Un autre exemple de processus multipartite est le Sommet des Nations Unies sur les systèmes alimentaires de 2021 orchestré par l’ONU en collaboration avec le Forum économique mondial et un large éventail d’entreprises et d’organisations. L’aquaculture, sous un nouveau déguisement de « nourriture bleue », a été présentée comme une solution aux multiples crises. Le Panel de haut niveau sur une économie océanique durable, lancé par le Premier ministre norvégien conservateur en 2017, est un autre espace multipartite.
Ce panel promeut également l’aquaculture comme solution à l’insécurité alimentaire et soutient que l’économie océanique est une triple victoire (bonne pour la nature, pour l’économie et pour les personnes). Ces espaces et processus contribuent tous, entre autres, à façonner l’ordre du jour de la Conférence des Nations Unies sur les océans qui se tiendra à Lisbonne en juin 2022. En revanche, les mouvements de pêcheurs n’ont pas eu l’occasion d’influencer ledit ordre du jour.
En réponse à l’aggravation de la crise touchant tous les producteurs alimentaires à petite échelle et autres travailleurs, plusieurs mouvements de pêcheurs et alliés se sont lancés dans une stratégie différente. Suite aux novateurs tribunaux populaires sur l’économie océanique tenus dans cinq pays asiatiques en 2020/2021, des mouvements du monde entier intensifient la collecte de témoignages et la conduite de plus de tribunaux populaires sur les questions relatives aux océans et aux pêches afin de mettre en évidence le sort des pêcheurs et de dénoncer les acteurs responsables. L’IYAFA (Année internationale de la pêche artisanale et de l’aquaculture) peut servir de moment clé.
Encadré 4
L’accaparement des océans : un récit politique pour les artisans pêcheurs
En 2012, le Forum mondial des peuples pêcheurs (WFFP) et ses alliés se sont lancés dans une tentative novatrice pour discuter de l’accaparement des océans, accroître la prise de conscience et renforcer la résistance mondiale contre l’expropriation sans cesse croissante des communautés de pêcheurs et la destruction de la nature. Le résultat, objet d’un rapport, a également prédit la montée et la menace du paradigme de l’économie bleue. Depuis lors, ce « mantra émergent » a capturé presque tous les espaces et institutions qui abordent la thématique de l’océan : d’innombrables conférences « bleues » et de nombreux gouvernements, ONG et institutions universitaires facilitent activement la croissance des paradigmes « bleus ». La pandémie a également été l’occasion pour ces acteurs et le monde de l’entreprise de « saisir l’occasion » et d’ancrer le récit bleu au moyen de nouvelles législations sans processus démocratique. Les espaces bleus mondiaux tels que la Conférence des Nations Unies sur les océans en 2022 ont également été « capturés », tandis que la reconnaissance et la représentation des artisans pêcheurs et des travailleurs des pêcheurs restent largement ignorées, ou carrément exclues.

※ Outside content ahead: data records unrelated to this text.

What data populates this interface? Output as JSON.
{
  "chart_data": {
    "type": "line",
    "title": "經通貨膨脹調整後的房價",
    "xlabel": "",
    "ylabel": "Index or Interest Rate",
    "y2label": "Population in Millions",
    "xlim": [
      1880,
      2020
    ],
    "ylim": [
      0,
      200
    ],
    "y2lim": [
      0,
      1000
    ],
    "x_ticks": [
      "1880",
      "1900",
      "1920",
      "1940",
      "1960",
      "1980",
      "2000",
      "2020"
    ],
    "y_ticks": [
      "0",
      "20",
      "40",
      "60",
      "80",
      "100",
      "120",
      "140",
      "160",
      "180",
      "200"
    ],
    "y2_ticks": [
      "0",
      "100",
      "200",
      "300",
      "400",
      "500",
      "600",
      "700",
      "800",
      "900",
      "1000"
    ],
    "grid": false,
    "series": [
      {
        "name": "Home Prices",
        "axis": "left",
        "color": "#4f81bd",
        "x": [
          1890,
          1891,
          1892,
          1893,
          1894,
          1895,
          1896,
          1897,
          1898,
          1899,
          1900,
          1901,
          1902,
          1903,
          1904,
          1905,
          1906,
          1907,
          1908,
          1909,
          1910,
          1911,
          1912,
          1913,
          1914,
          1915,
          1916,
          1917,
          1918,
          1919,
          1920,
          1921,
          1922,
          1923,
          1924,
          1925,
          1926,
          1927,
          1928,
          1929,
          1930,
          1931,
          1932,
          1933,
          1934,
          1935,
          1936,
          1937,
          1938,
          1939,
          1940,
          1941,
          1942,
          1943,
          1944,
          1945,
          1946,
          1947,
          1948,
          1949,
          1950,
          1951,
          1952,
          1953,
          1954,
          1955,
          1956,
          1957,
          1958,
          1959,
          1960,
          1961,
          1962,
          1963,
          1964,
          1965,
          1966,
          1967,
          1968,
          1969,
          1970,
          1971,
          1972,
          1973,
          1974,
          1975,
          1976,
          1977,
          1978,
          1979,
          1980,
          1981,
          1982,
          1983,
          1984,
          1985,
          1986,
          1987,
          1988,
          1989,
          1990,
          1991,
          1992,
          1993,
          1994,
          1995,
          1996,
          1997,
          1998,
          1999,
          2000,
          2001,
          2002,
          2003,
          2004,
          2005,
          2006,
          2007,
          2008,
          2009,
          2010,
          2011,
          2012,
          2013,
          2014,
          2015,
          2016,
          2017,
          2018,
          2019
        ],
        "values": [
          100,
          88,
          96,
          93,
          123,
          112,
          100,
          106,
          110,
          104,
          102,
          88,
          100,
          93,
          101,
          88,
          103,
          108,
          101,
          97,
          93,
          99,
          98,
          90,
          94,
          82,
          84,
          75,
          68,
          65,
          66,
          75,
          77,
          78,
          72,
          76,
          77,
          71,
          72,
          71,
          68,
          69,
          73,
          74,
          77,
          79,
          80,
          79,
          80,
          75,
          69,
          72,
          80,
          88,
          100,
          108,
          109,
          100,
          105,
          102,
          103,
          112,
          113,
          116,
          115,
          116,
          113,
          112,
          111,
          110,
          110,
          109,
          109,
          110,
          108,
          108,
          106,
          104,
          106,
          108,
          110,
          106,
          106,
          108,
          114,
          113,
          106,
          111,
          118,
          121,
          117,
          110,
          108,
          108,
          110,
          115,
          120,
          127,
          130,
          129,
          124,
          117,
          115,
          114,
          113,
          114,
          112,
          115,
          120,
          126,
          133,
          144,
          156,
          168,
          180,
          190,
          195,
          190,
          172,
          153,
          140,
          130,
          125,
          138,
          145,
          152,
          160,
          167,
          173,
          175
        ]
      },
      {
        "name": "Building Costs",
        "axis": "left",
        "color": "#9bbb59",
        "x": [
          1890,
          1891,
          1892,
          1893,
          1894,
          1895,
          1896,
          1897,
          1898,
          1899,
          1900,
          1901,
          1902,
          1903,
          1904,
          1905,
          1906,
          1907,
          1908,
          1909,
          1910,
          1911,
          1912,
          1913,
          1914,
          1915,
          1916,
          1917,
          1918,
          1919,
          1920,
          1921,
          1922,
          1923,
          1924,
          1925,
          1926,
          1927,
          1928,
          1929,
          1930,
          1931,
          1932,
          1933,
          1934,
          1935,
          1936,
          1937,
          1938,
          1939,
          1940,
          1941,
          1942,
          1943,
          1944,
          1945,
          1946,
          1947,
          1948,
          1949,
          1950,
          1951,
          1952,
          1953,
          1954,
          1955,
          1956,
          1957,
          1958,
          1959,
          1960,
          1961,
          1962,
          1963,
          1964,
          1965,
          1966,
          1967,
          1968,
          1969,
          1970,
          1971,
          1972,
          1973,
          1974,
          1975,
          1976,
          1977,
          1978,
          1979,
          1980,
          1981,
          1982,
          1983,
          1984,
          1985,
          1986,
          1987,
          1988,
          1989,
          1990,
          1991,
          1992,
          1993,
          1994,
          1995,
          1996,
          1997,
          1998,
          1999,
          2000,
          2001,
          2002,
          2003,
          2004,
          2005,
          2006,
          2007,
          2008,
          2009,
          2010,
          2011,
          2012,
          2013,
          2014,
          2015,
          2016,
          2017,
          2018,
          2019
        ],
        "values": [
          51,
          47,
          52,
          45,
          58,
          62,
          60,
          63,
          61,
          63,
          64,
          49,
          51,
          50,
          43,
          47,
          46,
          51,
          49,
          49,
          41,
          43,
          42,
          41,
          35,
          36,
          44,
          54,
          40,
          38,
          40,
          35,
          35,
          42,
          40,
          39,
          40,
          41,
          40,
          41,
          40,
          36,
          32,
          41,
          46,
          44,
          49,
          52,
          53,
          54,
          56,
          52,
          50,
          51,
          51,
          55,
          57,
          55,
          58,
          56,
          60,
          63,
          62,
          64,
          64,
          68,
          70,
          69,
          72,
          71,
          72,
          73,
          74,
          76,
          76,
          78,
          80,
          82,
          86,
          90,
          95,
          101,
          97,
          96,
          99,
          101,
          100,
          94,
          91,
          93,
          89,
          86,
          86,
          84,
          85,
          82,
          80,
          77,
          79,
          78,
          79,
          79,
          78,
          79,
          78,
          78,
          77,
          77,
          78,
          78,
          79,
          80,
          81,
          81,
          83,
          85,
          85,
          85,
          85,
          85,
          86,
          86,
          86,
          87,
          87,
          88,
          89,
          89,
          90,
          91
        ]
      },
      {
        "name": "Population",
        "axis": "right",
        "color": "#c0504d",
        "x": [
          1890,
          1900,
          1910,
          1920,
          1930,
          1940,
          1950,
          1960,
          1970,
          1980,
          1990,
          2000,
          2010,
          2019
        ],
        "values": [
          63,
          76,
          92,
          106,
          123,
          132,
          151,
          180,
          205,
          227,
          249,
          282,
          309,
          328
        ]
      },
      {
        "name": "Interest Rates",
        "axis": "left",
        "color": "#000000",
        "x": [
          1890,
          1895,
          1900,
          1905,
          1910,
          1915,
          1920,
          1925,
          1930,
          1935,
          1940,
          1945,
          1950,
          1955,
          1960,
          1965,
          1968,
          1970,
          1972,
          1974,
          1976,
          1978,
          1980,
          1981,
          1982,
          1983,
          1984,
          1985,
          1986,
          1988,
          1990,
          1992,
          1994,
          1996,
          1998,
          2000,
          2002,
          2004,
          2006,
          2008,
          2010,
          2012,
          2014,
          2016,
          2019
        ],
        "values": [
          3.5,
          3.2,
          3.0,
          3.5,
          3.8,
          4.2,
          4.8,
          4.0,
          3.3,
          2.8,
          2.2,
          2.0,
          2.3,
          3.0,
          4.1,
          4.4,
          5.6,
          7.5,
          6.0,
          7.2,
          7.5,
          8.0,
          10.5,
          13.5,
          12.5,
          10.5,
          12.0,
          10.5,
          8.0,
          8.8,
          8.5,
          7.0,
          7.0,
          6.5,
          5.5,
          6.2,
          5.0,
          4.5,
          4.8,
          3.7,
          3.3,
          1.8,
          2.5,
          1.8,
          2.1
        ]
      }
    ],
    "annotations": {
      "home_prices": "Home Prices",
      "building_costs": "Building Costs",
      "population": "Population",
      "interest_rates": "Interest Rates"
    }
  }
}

Selon Naseegh Jaffer, ancien secrétaire général du WFFP, « les conversations sur l’océan ont été récupérées par d’autres ». Les gouvernements et les entreprises utilisent un langage bleu « océan » qui domine aujourd’hui. De nombreux espaces, où les mouvements de pêcheurs avaient réussi à articuler leurs interprétations, ont été repris par d’autres. La FAO invite les entités moins orientées vers la lutte et plus théoriques et académiques à faire entendre la voix des mouvements, alors que la représentation desdit mouvements est en train d’être réprimée ». Nadine Nembhard, Secrétaire générale du WFFP, a déclaré que « c’est le moment pour nous de revitaliser l’accaparement des océans en tant que récit. Nous sommes à l’IYAFA et aussi dans l’année précédant notre prochaine assemblée générale. C’est un bon moment pour redonner vie aux conversations sur l’accaparement de l’océan ».

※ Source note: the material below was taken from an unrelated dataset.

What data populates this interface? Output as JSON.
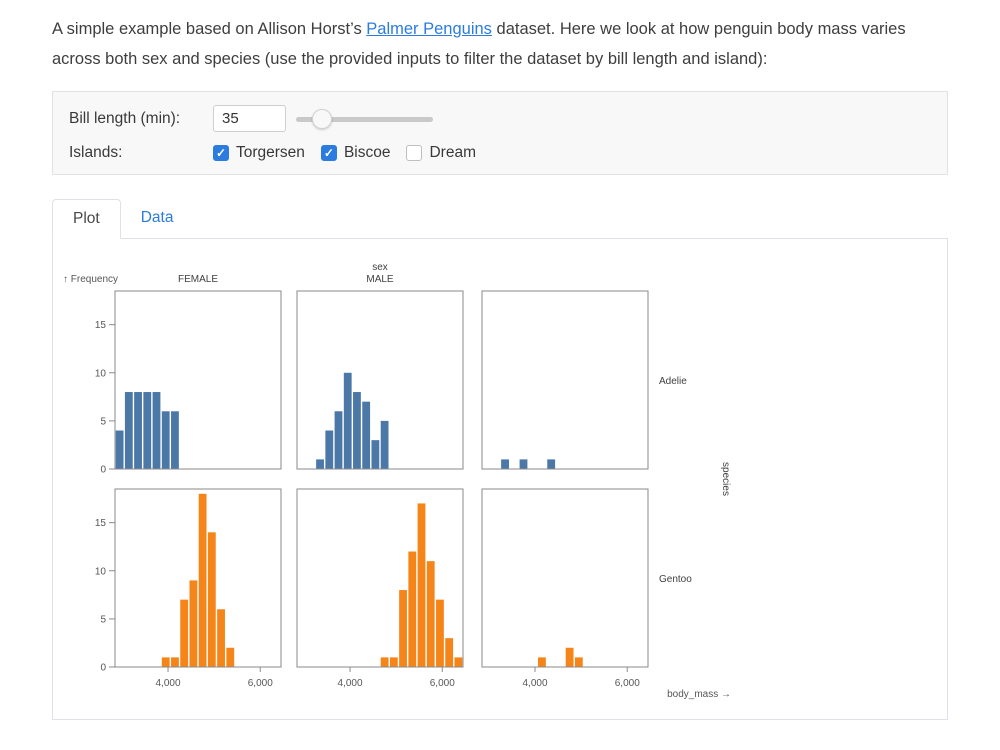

En Inde, l’accaparement des océans est le narratif utilisé par les mouvements de pêcheurs dans leur résistance et pour exiger réparation en cas de violations des droits de l’homme et la restauration de la nature et des territoires. Comme le dit Jones Spartagus, le National Fishworkers Forum (NFF), « l’accaparement de l’océan devrait être placé au centre des tribunaux populaires. Grâce aux tribunaux populaires, nous pouvons retrouver notre langage visant à affirmer la souveraineté de notre peuple de pêcheurs ».